OVSD Trustee Sues HB Blogger for Violent Threats, Gets Temporary Restraining Order

Clayton-Tarvin (Photo by John Gilhooley) 

Ocean View School District trustee Gina Clayton-Tarvin is as tough as they come, but even she has legal limits. Attorneys for the school board member filed a lawsuit on Mar. 22 in Orange County Superior Court against Huntington Beach blogger Chuck Johnson for defamation, harassment and making criminal threats against an elected public official. Johnson runs the HB Sledgehammer, a website whose only real accomplishment is being viler than the infamous Huntington Beach Community Forum on Facebook.

Even though Clayton-Tarvin’s been on the school board since December 2012, the trouble began after she won reelection on Nov. 8, 2016. According to court documents, that’s when Johnson started to publish “harassing, hostile, vile and vicious personal attacks” against Clayton-Tarvin on social media and his website which serve “no legitimate purpose and goes far beyond the bounds of constitutionally protected speech.” The suit alleges that Johnson repeatedly promised to keep up the conduct for the purposes of intimidating the liberal Democrat into resigning from her elected position. 

To that end, a list of alleged threats are compiled. Most recently, Johnson attended an OVSD board of trustees meeting on Mar. 6, 2018 and threatened to deliver Clayton-Tarvin’s “head on a stick.” For those who interpret the quote as a belligerent political metaphor, other comments are far more blunt. “Crooked Gina–Be quiet or be killed,” Johnson is alleged to have threatened on social media in Nov. 2016. Last August, a blog post on HB Sledgehammer warned Clayton-Tarvin and “the entire Tarvin family” by writing, “Gotta sharpen up my axe. Lot of dead wood to clear out.” 

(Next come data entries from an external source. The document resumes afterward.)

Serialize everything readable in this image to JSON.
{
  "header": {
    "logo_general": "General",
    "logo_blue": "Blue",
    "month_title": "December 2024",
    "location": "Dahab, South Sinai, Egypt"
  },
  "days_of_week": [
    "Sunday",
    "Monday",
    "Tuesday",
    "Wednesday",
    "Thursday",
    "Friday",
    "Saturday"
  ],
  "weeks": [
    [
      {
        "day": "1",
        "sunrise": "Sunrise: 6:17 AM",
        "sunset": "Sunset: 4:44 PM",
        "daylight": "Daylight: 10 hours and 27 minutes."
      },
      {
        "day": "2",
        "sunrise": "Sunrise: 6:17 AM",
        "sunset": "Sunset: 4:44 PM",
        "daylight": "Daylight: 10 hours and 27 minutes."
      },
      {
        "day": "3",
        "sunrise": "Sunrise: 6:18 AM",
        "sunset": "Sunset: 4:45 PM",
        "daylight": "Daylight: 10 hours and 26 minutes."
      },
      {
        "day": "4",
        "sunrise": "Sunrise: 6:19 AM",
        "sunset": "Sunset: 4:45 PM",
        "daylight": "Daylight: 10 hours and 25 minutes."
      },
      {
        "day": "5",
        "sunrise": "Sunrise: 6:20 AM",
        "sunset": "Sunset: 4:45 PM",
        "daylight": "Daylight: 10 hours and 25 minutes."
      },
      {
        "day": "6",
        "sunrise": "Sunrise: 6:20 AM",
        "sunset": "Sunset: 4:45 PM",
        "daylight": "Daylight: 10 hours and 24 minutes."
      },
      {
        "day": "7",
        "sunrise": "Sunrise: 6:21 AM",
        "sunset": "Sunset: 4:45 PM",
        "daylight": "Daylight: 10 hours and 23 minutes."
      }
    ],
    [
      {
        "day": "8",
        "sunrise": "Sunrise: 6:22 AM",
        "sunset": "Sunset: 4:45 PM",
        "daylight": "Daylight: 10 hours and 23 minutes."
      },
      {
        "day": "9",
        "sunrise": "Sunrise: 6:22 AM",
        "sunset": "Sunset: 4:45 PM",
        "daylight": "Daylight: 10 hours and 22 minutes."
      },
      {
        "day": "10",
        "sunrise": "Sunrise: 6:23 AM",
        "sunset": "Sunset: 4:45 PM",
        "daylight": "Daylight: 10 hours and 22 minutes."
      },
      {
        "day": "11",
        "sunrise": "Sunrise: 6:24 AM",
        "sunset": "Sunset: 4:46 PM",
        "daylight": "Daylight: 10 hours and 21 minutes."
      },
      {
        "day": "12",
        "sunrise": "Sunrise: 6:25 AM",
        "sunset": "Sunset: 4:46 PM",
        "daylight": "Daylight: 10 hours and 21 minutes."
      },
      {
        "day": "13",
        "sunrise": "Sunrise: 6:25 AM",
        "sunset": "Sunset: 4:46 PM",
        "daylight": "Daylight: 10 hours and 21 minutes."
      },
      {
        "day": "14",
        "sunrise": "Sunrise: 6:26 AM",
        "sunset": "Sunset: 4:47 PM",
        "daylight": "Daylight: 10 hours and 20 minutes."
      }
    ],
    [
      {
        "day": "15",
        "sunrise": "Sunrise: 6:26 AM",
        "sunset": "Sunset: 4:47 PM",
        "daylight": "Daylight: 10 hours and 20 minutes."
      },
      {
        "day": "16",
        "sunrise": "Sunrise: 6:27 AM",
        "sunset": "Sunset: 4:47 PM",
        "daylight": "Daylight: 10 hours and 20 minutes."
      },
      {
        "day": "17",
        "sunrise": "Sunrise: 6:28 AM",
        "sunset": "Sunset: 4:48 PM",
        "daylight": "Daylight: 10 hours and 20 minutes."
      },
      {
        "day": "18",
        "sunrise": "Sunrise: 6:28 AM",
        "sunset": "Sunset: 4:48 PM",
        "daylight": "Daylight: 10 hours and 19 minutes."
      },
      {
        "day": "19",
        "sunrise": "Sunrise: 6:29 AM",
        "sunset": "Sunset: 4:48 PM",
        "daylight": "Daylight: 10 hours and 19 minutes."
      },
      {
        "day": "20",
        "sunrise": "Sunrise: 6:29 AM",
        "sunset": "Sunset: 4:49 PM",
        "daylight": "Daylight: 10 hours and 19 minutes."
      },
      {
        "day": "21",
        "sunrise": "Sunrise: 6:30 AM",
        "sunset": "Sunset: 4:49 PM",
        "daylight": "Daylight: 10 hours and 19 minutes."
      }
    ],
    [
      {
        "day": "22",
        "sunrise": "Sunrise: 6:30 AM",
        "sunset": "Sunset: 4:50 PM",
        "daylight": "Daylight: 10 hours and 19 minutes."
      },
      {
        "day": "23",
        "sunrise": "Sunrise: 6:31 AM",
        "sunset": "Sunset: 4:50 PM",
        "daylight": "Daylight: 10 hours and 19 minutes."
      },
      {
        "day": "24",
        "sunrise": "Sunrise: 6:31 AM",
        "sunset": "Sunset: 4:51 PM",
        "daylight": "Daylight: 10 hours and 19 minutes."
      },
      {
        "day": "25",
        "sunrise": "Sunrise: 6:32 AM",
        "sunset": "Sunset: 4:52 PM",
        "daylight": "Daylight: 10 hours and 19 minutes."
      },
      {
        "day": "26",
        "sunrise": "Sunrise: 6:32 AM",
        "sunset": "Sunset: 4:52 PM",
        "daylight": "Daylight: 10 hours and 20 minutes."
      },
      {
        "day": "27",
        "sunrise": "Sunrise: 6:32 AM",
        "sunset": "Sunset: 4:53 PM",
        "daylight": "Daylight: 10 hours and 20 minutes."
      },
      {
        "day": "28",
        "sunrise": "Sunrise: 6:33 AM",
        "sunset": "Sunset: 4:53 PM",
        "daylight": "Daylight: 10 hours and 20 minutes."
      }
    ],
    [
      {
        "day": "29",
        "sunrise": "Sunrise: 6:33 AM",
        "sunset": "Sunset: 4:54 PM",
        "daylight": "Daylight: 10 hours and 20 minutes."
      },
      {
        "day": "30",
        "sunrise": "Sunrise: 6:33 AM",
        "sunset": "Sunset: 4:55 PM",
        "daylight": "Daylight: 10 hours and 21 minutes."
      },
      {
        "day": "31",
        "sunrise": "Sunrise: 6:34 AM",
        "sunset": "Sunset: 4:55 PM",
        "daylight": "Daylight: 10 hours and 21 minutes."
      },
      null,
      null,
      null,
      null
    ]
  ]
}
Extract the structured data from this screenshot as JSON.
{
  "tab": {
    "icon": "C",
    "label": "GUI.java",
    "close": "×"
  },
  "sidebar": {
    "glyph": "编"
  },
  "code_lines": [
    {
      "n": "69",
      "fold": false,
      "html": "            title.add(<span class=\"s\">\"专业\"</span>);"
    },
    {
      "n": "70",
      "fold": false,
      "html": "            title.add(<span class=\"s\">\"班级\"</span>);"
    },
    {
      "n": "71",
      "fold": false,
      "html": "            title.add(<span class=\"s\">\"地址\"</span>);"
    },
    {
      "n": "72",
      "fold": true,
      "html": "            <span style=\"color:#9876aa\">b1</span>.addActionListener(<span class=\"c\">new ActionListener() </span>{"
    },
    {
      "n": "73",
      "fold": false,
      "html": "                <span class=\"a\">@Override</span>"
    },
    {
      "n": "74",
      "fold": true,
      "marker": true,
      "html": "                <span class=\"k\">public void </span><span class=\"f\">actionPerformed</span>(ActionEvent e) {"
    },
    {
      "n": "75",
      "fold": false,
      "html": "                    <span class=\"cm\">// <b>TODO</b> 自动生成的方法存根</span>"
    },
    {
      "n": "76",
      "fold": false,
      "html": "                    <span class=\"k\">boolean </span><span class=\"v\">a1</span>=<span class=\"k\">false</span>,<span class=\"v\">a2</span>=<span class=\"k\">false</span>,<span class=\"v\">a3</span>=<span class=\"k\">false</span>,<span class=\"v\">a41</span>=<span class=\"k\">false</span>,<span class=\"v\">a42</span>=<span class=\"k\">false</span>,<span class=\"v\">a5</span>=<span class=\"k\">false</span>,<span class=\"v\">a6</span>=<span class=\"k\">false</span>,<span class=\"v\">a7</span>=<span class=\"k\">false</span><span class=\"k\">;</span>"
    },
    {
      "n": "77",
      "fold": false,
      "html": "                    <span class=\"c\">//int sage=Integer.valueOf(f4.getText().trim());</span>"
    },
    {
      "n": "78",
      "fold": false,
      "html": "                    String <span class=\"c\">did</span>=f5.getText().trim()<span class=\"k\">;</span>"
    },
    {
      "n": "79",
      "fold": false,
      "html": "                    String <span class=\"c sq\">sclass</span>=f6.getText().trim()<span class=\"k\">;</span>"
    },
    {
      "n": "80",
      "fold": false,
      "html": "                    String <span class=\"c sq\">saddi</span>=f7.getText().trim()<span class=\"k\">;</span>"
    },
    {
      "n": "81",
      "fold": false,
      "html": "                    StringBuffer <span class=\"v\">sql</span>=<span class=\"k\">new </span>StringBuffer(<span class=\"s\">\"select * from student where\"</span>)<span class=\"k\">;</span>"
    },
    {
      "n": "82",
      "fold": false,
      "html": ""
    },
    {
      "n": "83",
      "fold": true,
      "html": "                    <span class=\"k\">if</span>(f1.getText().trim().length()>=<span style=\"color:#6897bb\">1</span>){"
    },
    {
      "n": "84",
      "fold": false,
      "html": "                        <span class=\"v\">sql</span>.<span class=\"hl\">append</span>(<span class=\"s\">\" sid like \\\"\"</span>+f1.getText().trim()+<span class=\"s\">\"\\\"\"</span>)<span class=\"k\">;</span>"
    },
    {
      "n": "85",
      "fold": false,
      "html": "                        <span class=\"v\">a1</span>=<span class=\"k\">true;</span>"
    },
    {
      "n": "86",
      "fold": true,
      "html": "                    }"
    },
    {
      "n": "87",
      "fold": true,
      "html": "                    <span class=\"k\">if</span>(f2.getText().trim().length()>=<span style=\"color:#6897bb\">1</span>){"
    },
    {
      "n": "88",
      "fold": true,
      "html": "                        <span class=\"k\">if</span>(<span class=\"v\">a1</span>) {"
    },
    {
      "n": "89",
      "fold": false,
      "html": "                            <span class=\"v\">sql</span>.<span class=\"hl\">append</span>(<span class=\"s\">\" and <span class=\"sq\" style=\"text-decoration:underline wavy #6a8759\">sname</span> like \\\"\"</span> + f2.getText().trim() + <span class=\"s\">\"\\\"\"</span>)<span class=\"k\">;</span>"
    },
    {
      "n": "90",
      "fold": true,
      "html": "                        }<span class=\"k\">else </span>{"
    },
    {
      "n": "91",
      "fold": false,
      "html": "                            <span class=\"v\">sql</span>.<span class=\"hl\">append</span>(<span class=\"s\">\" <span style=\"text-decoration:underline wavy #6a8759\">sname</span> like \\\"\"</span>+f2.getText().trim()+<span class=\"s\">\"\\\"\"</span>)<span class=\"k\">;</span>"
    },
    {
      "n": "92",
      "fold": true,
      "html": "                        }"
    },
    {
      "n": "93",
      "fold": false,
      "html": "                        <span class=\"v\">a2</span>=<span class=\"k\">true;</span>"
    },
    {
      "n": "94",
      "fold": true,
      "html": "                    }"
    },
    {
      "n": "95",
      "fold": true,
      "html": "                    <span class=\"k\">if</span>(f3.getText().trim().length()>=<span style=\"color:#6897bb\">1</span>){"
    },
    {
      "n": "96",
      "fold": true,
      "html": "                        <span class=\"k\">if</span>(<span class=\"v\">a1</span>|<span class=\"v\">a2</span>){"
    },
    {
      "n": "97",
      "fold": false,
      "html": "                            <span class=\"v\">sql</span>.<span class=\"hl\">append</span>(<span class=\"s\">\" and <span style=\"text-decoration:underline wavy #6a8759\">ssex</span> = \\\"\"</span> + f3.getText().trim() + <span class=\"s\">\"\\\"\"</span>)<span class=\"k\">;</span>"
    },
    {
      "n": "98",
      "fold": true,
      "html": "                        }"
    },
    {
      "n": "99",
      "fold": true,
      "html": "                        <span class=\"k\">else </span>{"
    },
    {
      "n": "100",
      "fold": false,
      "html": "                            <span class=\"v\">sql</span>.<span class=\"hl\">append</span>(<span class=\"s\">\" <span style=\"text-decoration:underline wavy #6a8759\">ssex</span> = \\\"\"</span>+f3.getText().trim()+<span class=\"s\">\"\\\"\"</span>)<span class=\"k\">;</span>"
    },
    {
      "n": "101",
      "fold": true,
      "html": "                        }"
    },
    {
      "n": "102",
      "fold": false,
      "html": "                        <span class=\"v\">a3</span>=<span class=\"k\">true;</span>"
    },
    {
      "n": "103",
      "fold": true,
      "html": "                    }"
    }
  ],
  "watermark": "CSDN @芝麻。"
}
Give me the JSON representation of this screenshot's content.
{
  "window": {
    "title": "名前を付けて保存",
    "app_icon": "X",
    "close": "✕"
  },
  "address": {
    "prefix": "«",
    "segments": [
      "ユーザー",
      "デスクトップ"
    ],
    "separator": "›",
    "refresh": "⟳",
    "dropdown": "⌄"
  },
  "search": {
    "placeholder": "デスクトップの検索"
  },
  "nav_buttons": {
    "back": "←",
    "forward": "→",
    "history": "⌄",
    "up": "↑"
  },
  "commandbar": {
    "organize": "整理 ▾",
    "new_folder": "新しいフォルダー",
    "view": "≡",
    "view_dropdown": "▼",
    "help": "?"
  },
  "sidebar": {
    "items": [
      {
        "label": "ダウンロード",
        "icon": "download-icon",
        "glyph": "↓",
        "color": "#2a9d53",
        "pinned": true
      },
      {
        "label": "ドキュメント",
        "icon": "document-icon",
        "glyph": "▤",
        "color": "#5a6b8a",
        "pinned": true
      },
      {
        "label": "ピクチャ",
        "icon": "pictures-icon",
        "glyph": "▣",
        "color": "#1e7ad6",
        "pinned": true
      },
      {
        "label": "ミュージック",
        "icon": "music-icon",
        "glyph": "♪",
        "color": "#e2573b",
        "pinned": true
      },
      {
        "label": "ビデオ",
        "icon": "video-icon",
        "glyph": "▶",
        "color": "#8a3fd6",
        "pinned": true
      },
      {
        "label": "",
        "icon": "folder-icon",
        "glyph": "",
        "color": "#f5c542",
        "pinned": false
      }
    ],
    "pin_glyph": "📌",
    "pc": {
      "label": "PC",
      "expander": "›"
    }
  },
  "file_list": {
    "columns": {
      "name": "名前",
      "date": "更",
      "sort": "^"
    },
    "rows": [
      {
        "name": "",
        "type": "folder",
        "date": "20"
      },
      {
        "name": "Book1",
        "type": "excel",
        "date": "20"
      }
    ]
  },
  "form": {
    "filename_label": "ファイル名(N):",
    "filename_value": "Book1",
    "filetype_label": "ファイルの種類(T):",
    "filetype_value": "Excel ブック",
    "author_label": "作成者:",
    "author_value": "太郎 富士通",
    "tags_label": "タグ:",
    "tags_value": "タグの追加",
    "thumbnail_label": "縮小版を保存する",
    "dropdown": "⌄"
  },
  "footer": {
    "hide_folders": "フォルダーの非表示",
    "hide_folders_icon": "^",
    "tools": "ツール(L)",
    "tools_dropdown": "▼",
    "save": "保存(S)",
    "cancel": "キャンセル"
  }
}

The suit also alleges that defamatory and harassing statements have been made about Clayton-Tarvin within the past year to harm her personal and professional reputation.  She’s been called a “whore” who has a “cozy relationship” with an elected official and that their “strange love mews..are the result of cash or a someone tounge [sic] on [his] sphincter.” Keeping it classy, eh Chuckie? Aside from taking a sledgehammer to the English language, the suit claims that by posting a picture of a “Live Nude Girls Girls Girl” establishment directed at the trustee and asking “Does she have a side job?” Johnson implied that Clayton-Tarvin moonlights at a strip club. 

Why all the Gina hate? The suit charts Johnson’s conduct against her following the 2016 election, but Clayton-Tarvon became the target of greater ire in Huntington Beach before that when since she sided with residents of the city’s Mexi-majority Oak View barrio in their fight against a garbage dump near the neighborhood and an elementary school. (See Gustavo Arellano’s “Stink City: Huntington Beach’s Oak View Barrio is Finally Fighting the Garbage Dump Next Door,” Jul. 15, 2015). The school district ended up filing a lawsuit in the effort and settled in 2016. More recently, Republic Services, which previously acquired Rainbow Environmental Services, missed a South Coast Air Quality Management District’s Dec. 1 2017 deadline to fully enclose the dump. It now has until this May 31. 

Sledgehammer sludge… (Screenshot) 

Back to Clayton-Tarvin’s own litigation, it appears Johnson’s certainly taken notice. The front page of HB Sledgehammer strikes a free speech martyr pose with a picture of a protester holding a sign reading “We Are the First Amendment.” Johnson also wrote an Apr. 4 blog post about SLAPP (strategic lawsuit against public participation) suits claiming that they are filed for a number of reasons ranging from attempts to silence political critics to “Bat Shit Craziness.” A week after the suit, HB Sledgehammer had more to say. “We vet everything we publish,” Johnson wrote. “Nothing false goes out. We engage in satire and wide open criticism, of inept and unqualified public officials, in the public interest.”

But Clayton-Tarvin’s lawyers argue that Johnson’s threats posted on the website and communicated elsewhere violate a number of criminal statutes, even if there’s no intent of actually carrying them out. Through legal recourse, she’s seeking damages for emotional distress and anguish in an amount to be determined during a trial. More immediately, the HB trustee sought a restraining order against Johnson and got one. 

Filed four days after the suit, Clayton-Tarvin obtained a temporary restraining order until the next court hearing about it. In documents, she reiterates all the key points in the suit, but adds a bit more detail than was afforded by its dry legalese. Turning back to the Mar. 6 school board meeting, Clayton-Tarvin notes that Johnson kept interrupting the meeting with profanity and accusations of her being a liar after she spoke about firsthand experiences with school lock downs. Armed security had to remove him from the room until his time came to speak during public comments. That’s when Johnson delivered the “head on a stick” comment. 

A court hearing on the restraining order is scheduled for next Wednesday.